Information loss at assembly. The orchestrator sees summaries or excerpts of each worker's output, not the full raw output. Important details can fall through the cracks. Pass structured data (JSON/dict) between agents rather than plain text whenever possible, so the assembler has access to all fields.
Error handling must be explicit. If Worker A fails, the orchestrator needs a clear recovery path: retry, use a fallback agent, skip the subtask, or abort the whole workflow. Don't assume workers succeed β always handle errors at the orchestration layer.
| Design Decision | Options | Recommendation |
|---|---|---|
| Task decomposition | Static (hardcoded) vs Dynamic (LLM-decided) | Static for known workflows; dynamic for open-ended tasks |
| Worker communication | Direct call vs message queue | Direct for latency-sensitive; queue for reliability |
| Error handling | Fail fast vs partial results | Partial results with confidence scores for user-facing APIs |
| Result aggregation | Concat vs synthesise with LLM | Synthesise for coherent output; concat for audit trails |
| Human oversight | None vs checkpoint vs full review | Checkpoint before irreversible actions |
The orchestrator should be the only component with global state β individual workers should be stateless and rerunnable.
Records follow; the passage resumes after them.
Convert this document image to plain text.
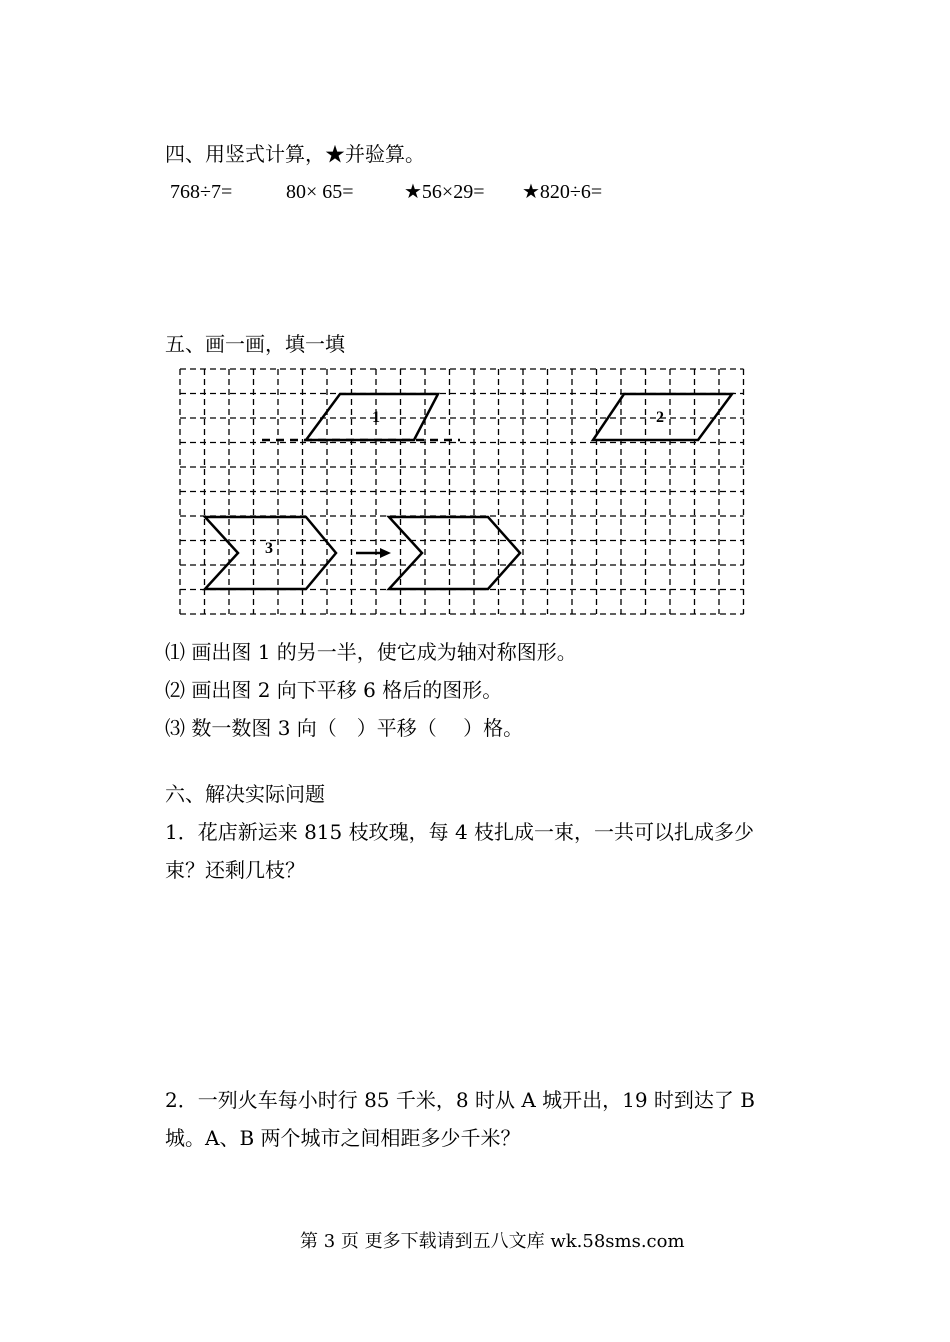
四、用竖式计算，★并验算。
768÷7=	80× 65=	★56×29= ★820÷6=
五、画一画，填一填
1	2
3
⑴ 画出图 1 的另一半，使它成为轴对称图形。
⑵ 画出图 2 向下平移 6 格后的图形。
⑶ 数一数图 3 向（　）平移（　 ）格。
六、解决实际问题
1．花店新运来 815 枝玫瑰，每 4 枝扎成一束，一共可以扎成多少
束？还剩几枝？
2．一列火车每小时行 85 千米，8 时从 A 城开出，19 时到达了 B
城。A、B 两个城市之间相距多少千米？
第 3 页 更多下载请到五八文库 wk.58sms.com
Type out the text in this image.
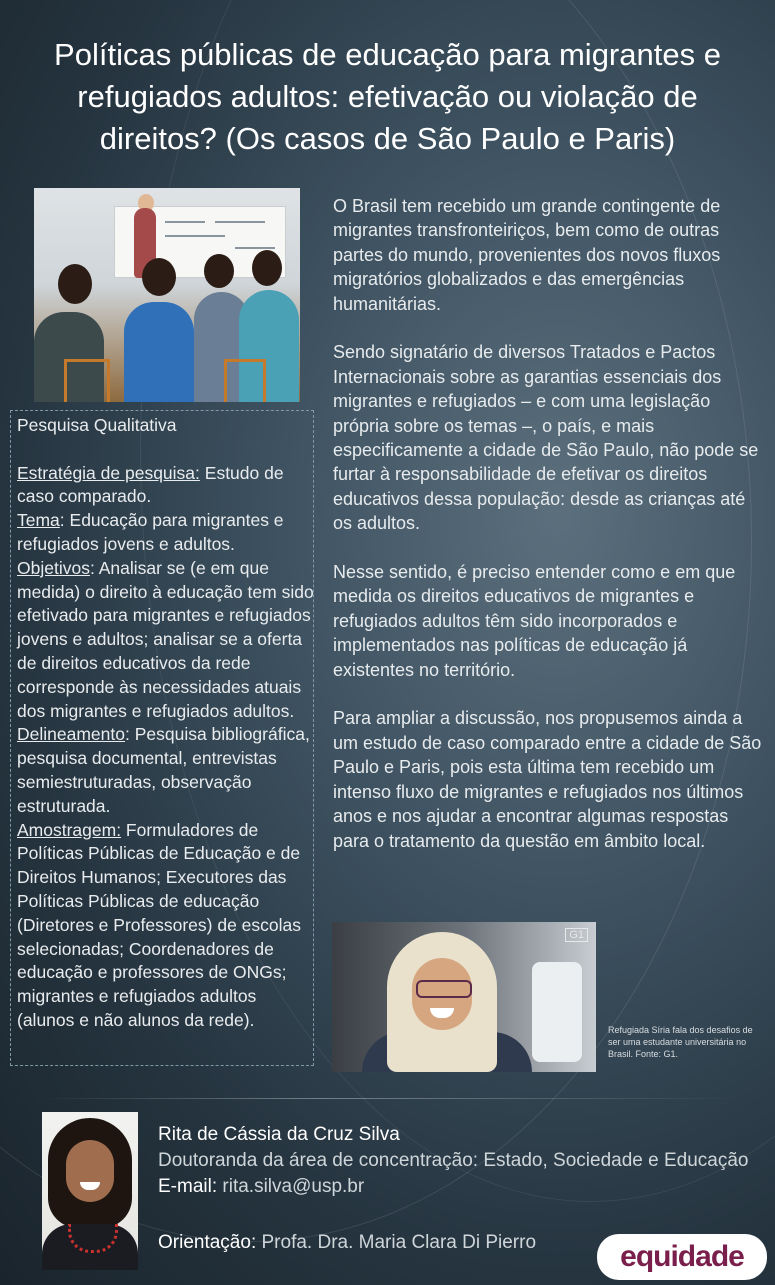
Políticas públicas de educação para migrantes e refugiados adultos: efetivação ou violação de direitos? (Os casos de São Paulo e Paris)
Pesquisa Qualitativa
Estratégia de pesquisa: Estudo de caso comparado.
Tema: Educação para migrantes e refugiados jovens e adultos.
Objetivos: Analisar se (e em que medida) o direito à educação tem sido efetivado para migrantes e refugiados jovens e adultos; analisar se a oferta de direitos educativos da rede corresponde às necessidades atuais dos migrantes e refugiados adultos.
Delineamento: Pesquisa bibliográfica, pesquisa documental, entrevistas semiestruturadas, observação estruturada.
Amostragem: Formuladores de Políticas Públicas de Educação e de Direitos Humanos; Executores das Políticas Públicas de educação (Diretores e Professores) de escolas selecionadas; Coordenadores de educação e professores de ONGs; migrantes e refugiados adultos (alunos e não alunos da rede).

O Brasil tem recebido um grande contingente de migrantes transfronteiriços, bem como de outras partes do mundo, provenientes dos novos fluxos migratórios globalizados e das emergências humanitárias.

Sendo signatário de diversos Tratados e Pactos Internacionais sobre as garantias essenciais dos migrantes e refugiados – e com uma legislação própria sobre os temas –, o país, e mais especificamente a cidade de São Paulo, não pode se furtar à responsabilidade de efetivar os direitos educativos dessa população: desde as crianças até os adultos.

Nesse sentido, é preciso entender como e em que medida os direitos educativos de migrantes e refugiados adultos têm sido incorporados e implementados nas políticas de educação já existentes no território.

Para ampliar a discussão, nos propusemos ainda a um estudo de caso comparado entre a cidade de São Paulo e Paris, pois esta última tem recebido um intenso fluxo de migrantes e refugiados nos últimos anos e nos ajudar a encontrar algumas respostas para o tratamento da questão em âmbito local.

G1
Refugiada Síria fala dos desafios de ser uma estudante universitária no Brasil. Fonte: G1.
Rita de Cássia da Cruz Silva
Doutoranda da área de concentração: Estado, Sociedade e Educação
E-mail: rita.silva@usp.br
Orientação: Profa. Dra. Maria Clara Di Pierro	equidade
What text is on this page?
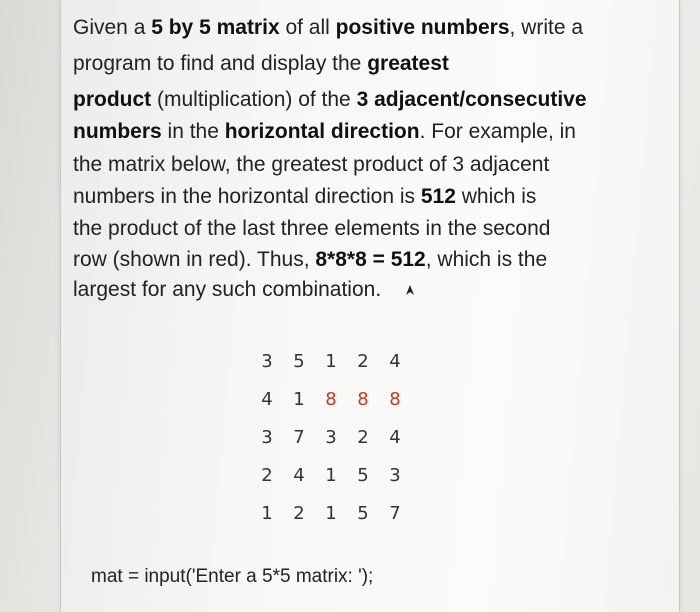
Given a 5 by 5 matrix of all positive numbers, write a
program to find and display the greatest
product (multiplication) of the 3 adjacent/consecutive
numbers in the horizontal direction. For example, in
the matrix below, the greatest product of 3 adjacent
numbers in the horizontal direction is 512 which is
the product of the last three elements in the second
row (shown in red). Thus, 8*8*8 = 512, which is the
largest for any such combination.
3	5	1	2	4
4	1	8	8	8
3	7	3	2	4
2	4	1	5	3
1	2	1	5	7
mat = input('Enter a 5*5 matrix: ');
This makes the system debuggable: if a worker fails, you can replay exactly its inputs from the orchestrator's log without re-running earlier stages. Log the full task decomposition and all worker inputs/outputs at DEBUG level; this data is invaluable when diagnosing why the final output diverged from expectations.
Keep orchestrator state minimal: store only task inputs, outputs, and status. Delegate all business logic to workers. Checkpoint state after every worker completion, not just at the end of the full orchestration, so a failed orchestrator instance can be replaced and any task resumed from the last persisted checkpoint without replaying the entire workflow.
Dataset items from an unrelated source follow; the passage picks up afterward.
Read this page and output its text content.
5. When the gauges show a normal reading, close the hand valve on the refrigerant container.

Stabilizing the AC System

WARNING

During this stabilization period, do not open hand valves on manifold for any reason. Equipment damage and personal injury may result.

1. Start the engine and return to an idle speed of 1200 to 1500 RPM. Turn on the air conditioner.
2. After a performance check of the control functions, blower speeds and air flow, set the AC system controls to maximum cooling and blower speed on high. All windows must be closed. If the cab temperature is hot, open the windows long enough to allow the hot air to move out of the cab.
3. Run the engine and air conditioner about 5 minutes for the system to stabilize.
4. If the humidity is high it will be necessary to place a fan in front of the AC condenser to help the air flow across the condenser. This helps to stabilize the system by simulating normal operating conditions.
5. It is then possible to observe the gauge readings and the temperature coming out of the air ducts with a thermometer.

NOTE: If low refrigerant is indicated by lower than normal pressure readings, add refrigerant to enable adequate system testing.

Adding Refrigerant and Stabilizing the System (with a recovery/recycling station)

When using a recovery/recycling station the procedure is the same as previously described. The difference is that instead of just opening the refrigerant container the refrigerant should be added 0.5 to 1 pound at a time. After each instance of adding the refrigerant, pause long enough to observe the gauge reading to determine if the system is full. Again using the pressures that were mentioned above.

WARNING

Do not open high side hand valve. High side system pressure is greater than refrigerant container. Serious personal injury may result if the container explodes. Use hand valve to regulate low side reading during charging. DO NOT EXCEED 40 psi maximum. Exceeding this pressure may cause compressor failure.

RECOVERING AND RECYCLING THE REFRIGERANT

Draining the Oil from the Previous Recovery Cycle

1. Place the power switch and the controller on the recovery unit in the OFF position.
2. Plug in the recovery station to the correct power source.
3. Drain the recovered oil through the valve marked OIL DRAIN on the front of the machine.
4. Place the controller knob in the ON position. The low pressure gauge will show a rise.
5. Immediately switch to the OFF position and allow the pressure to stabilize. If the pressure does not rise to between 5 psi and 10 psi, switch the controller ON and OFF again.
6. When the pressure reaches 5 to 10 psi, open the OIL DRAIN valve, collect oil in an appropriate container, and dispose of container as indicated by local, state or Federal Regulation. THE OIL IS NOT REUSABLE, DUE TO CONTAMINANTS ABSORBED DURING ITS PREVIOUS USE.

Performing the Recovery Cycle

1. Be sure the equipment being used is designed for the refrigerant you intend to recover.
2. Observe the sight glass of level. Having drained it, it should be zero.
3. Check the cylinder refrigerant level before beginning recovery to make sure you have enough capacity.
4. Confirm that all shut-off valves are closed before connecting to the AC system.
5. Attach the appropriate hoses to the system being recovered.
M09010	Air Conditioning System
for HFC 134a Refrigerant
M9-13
Implement structured logging in your orchestrator to enable post-hoc workflow analysis. Each log entry should include: orchestration ID, step number, worker ID, input token count, output token count, latency, and success/failure status. This lets you run cost attribution queries across orchestration runs, identify which worker types are the most expensive or slowest, and build dashboards that show quality trends correlated with orchestration complexity.